Андрей Ветер - Стеклянная тетрадь
Помню, мы ехали однажды на поезде отдыхать в Крым. В купе никого не было, кроме меня и отца, и он показал мне своё служебное удостоверение, чтобы я убедился в его честности.
— А ты не верил мне…
Он ошибался. Верить–то я верил, но сразу же выбрасывал из головы эту информацию. Я просто не понимал, о чём шла речь, поэтому и в тот раз в моей голове не отложилось, что мой папа — офицер разведки. Ведь разведчику полагалось гонять на автомобиле с пистолетом в руке, сигать с крыши на крышу, отрываясь от погони, прятать своё лицо под наклеенными усами и бородой да и вообще вести совершенно иной, особенный образ жизни. Я видел фильмы про настоящих шпионов, а папа был обыкновенным человеком. Он ни от кого не прятался, каждое утро отправлялся на работу, как и все другие папы. В нём не было ровным счётом ничего особенного. Залысина, тяжелеющий с годами живот, отсутствие стальных мышц, привычка много выпивать…
Через два года после этого я попал в интернат КГБ и там впервые услышал слово «чекисты», употреблённое по отношению к нашим родителям. Было 20 декабря. Нас, старшую группу школьников, пригласили в класс для торжественного собрания. Пришёл чей–то отец и выступил перед нами с небольшой речью, начав её так:
— Вы, дети чекистов, должны помнить….
Он говорил без лозунгов, без ярких слов, весьма обыденно, не рассказывал никаких приключенческих историй, но это «дети чекистов» меня потрясло. Впервые в моей голове увязалась в одно ясное целое многолетняя история Советского Союза и жизнь моего отца (стало быть, также жизнь моей матери и моя собственная). Чекисты! Это слово вдруг сразу подвело под работу моего отца мощный фундамент. Одно слово расставило по своим местам всё, что оставалось для меня смутным раньше. Чекисты! Это революционные кожанки, маузеры в деревянных кобурах, ловля бандитов и прочее, прочее, прочее, от чего захватывало дух… Кинематограф внезапно ожил. Персонажи, рельефно смотревшие на меня с чёрно–белого экрана, обрели плоть, вес, смысл. За ними тянулся шлейф истории.
Печально, что я осознал всё это через призму чужих слов.

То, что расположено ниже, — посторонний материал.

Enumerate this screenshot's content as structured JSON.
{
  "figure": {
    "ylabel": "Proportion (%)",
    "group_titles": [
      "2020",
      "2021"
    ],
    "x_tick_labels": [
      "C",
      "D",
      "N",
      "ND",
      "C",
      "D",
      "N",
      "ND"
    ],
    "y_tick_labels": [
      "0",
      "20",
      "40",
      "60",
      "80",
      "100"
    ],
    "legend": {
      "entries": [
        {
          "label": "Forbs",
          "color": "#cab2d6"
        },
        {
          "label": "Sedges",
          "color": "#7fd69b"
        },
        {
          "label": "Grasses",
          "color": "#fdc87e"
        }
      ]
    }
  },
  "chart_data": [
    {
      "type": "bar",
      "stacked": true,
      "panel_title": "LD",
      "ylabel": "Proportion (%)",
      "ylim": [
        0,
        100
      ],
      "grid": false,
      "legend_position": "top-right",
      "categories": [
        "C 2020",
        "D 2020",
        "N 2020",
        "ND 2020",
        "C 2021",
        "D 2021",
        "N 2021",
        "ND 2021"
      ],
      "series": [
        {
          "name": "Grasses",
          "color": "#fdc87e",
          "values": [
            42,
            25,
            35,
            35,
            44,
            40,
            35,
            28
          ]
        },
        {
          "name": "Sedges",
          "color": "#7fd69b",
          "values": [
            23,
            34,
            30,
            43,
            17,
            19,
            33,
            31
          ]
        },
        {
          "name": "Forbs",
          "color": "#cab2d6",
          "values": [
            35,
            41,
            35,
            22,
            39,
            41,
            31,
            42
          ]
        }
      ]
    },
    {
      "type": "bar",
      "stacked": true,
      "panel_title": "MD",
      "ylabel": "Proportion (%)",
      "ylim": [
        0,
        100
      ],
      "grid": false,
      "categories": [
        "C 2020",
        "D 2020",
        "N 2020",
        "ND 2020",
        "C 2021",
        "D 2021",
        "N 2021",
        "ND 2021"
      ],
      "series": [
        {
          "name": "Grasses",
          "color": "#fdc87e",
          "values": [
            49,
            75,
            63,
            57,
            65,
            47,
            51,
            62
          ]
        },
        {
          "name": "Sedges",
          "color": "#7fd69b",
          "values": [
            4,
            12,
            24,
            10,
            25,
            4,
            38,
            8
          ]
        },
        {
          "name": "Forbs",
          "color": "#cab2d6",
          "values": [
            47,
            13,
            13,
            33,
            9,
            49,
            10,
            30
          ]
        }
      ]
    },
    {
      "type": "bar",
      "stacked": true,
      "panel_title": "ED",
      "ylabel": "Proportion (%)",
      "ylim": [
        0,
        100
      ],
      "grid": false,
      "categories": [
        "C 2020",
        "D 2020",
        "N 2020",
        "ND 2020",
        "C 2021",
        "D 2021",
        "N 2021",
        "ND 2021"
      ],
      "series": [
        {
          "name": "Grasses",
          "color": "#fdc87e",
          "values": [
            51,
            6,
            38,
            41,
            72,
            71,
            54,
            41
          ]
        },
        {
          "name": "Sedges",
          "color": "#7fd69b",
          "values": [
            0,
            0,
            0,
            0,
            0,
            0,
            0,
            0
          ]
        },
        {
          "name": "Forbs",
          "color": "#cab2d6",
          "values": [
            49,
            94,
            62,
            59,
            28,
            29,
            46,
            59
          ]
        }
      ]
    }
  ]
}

Получается, что я должен был услышать это от постороннего человека, чтобы понять, что такое «разведчик», а не от близкого мне отца.
Чекисты! Как много таилось в этом слове!
Только теперь я обратил внимание на висевшую под стеклом в проходной нашего интерната бумагу с перечнем правил посещения. В заголовке присутствовали слова «комитет государственной безопасности».
Получалось, что все окружавшие меня интернатские ребята были детьми разведчиков, детьми чекистов, детьми никому неведомых героев. А у Толика Нукина, круглолицего, потного, совершенно обыкновенного, отец, оказывается, был нелегалом! То есть он жил в чужой стране под чужой фамилией вместе с женой, прикрывался чужим гражданством, говорил только на чужом языке! До меня вдруг дошло, что Толик не видел родителей вот уже несколько лет, получал письма и подарки от них исключительно через куратора, а когда им пришёл срок возвращаться, он неожиданно узнал, что у него появился братик, что братику уже исполнилось два годика и вообще много разного…
Дети…
Мы были самыми заурядными детьми. Мы хулиганили, дрались, приворовывали… Ваня Курлаков неоднократно попадался воспитателям в пьяном виде после посещения ближайшей разливочной, устраивал потасовки и в конце концов был отчислен из интерната, а после школы загремел в тюрьму. Стасик Ленский тоже постоянно дрался, не в силах сдержать свою страсть к боксу, регулярно вышибал кому–то зубы. Олежка Малицев лазил по водосточной трубе подглядывать за девочками в бане. Димка по кичке Дама, когда мы гуляли по парку, настаивал на том, чтобы мы уходили чуть вперёд и задирали прохожих, чтобы они сцепились с нами, а он получил повод покрутить им уши. Внук директора нашего интерната крал, как поговаривали, всё, что подворачивалось ему под руку (одно время я водил с ним дружбу, а потом начал демонстративно открещиваться от него — позорное поведение с моей стороны, в чём мне стыдно признаваться, но так было); его звали Миша, он умер от рака крови через несколько лет после окончания школы; однажды он явился ко мне во сне и сказал, что вскоре я умру (я не умер, но в означенный день потерял сознание, сидя на унитазе — возможно, я не совсем верно понял его слова).
Дети…
Да, моя голова шла кругом. Для меня это был год, когда я впервые остался без родителей и попал в московскую школу, о которой не имел ни малейшего понятия. В Москве, столице СССР, были совершенно чуждые мне нравы, казавшиеся мне дикими. Я воспринял Москву как чужой город, родина моя казалась мне чужой страной.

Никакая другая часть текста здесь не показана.